|
Voyage d'hiver (Franz Schubert)
Voyage d'hiver (Franz Schubert), cycle de lieder de Schubert.
En février 1827, quatre ans après Die Schöne Müllerin (la Belle Meunière), Schubert rencontre à nouveau la poésie de Wilhelm Müller, sous la forme d'un cahier de douze poèmes portant le titre Die Winterreise, qu'il met très vite en musique. Retrouvant plus tard les mêmes textes dans un recueil qui en comporte vingt-quatre, il complète rapidement son premier travail, achevant en octobre le cycle, qui comprend donc deux parties (1-12 et 13-24).
Die Schöne Müllerin présentait des personnages, une action, une progression de l'espoir amoureux vers le désespoir. Avec le Voyage d'hiver, on est plongé d'emblée dans le désespoir, et ce voyage sans événement, presque sans mouvement, à l'image d'une nature figée, est avant tout intérieur, spirale au sein d'un unique état d'âme. Dominée par les tonalités mineures (16 lieder sur 24), l'écriture s'est radicalement éloignée de la veine simple et mélodique, d'allure populaire, encore très présente dans le cycle précédent. Le strophisme est maintenant l'exception, et l'imitation se fait très rare.
Une évolution, cependant, mérite d'être soulignée à l'intérieur du cycle. Jusqu'au n° 13 (Die Post), le souvenir de la bien-aimée infidèle reste obsédant, à travers les rêves et souvenirs que traduisent des bouffées, souvent ironiques, de tonalités majeures. Il s'estompe ensuite, ouvrant la voie au renoncement, audible dans le dépouillement croissant de l'écriture musicale, jusqu'à l'étape ultime de la rencontre avec la seule présence humaine de ce cycle de la solitude : le joueur de vielle (Der Leiermann), figure désabusée du poète-musicien.

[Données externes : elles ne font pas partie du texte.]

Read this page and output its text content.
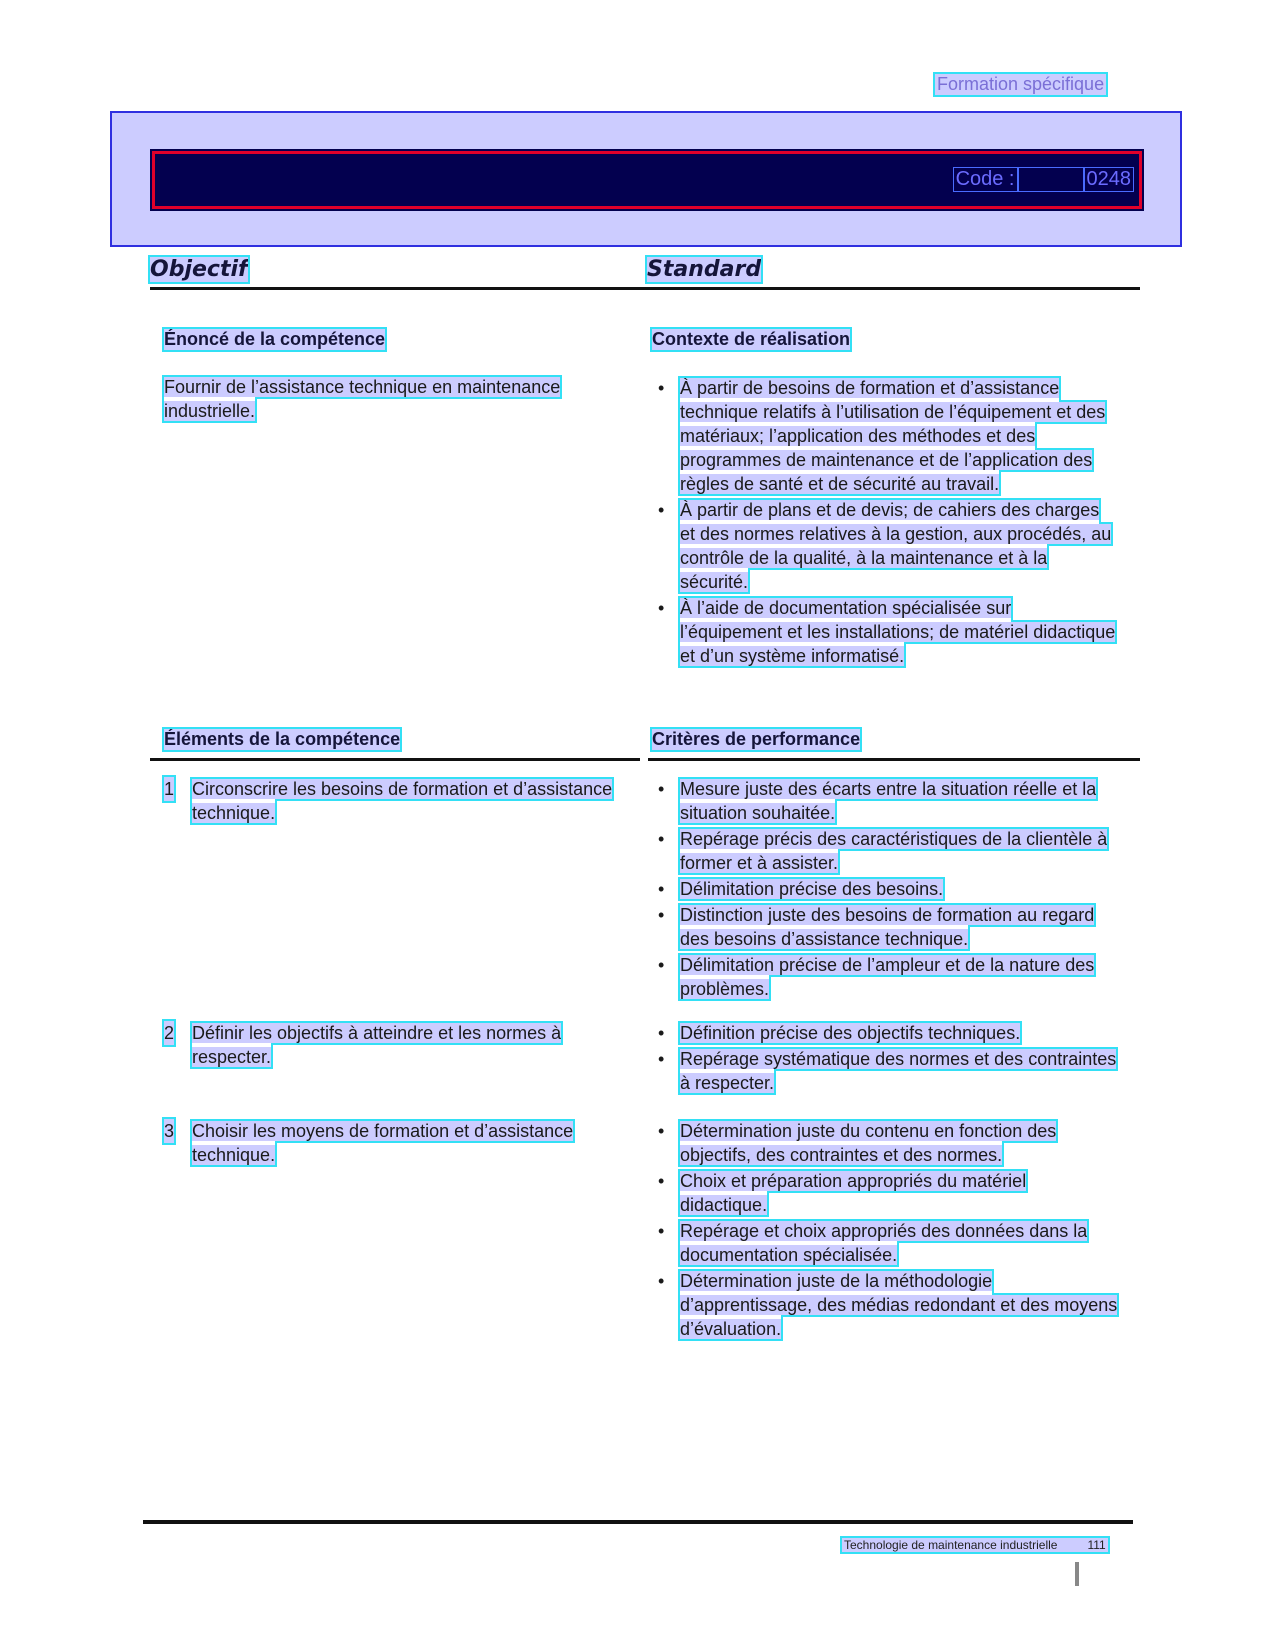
Formation spécifique
Code :	0248
Objectif	Standard
Énoncé de la compétence	Contexte de réalisation
Fournir de l’assistance technique en maintenance industrielle.
• À partir de besoins de formation et d’assistance technique relatifs à l’utilisation de l’équipement et des matériaux; l’application des méthodes et des programmes de maintenance et de l’application des règles de santé et de sécurité au travail.
• À partir de plans et de devis; de cahiers des charges et des normes relatives à la gestion, aux procédés, au contrôle de la qualité, à la maintenance et à la sécurité.
• À l’aide de documentation spécialisée sur l’équipement et les installations; de matériel didactique et d’un système informatisé.
Éléments de la compétence	Critères de performance
1 Circonscrire les besoins de formation et d’assistance technique.
• Mesure juste des écarts entre la situation réelle et la situation souhaitée.
• Repérage précis des caractéristiques de la clientèle à former et à assister.
• Délimitation précise des besoins.
• Distinction juste des besoins de formation au regard des besoins d’assistance technique.
• Délimitation précise de l’ampleur et de la nature des problèmes.
2 Définir les objectifs à atteindre et les normes à respecter.
• Définition précise des objectifs techniques.
• Repérage systématique des normes et des contraintes à respecter.
3 Choisir les moyens de formation et d’assistance technique.
• Détermination juste du contenu en fonction des objectifs, des contraintes et des normes.
• Choix et préparation appropriés du matériel didactique.
• Repérage et choix appropriés des données dans la documentation spécialisée.
• Détermination juste de la méthodologie d’apprentissage, des médias redondant et des moyens d’évaluation.
Technologie de maintenance industrielle	111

Exigeant pour l'auditeur comme pour les interprètes, ce cycle écrit pour ténor (la voix de Schubert) a surtout été illustré par des voix graves, plus immédiatement aptes à en traduire le sombre climat. Dans le dernier demi-siècle, mémorables sont l'impact émotionnel du timbre de Hans Hotter, la rigueur musicale et l'incroyable palette expressive de Dietrich Fischer-Dieskau, et, parmi les femmes qui l'ont osé, la bouleversante maturité de Christa Ludwig ou le chant écorché-vif, étrange mais passionnant, de Brigitte Fassbaender.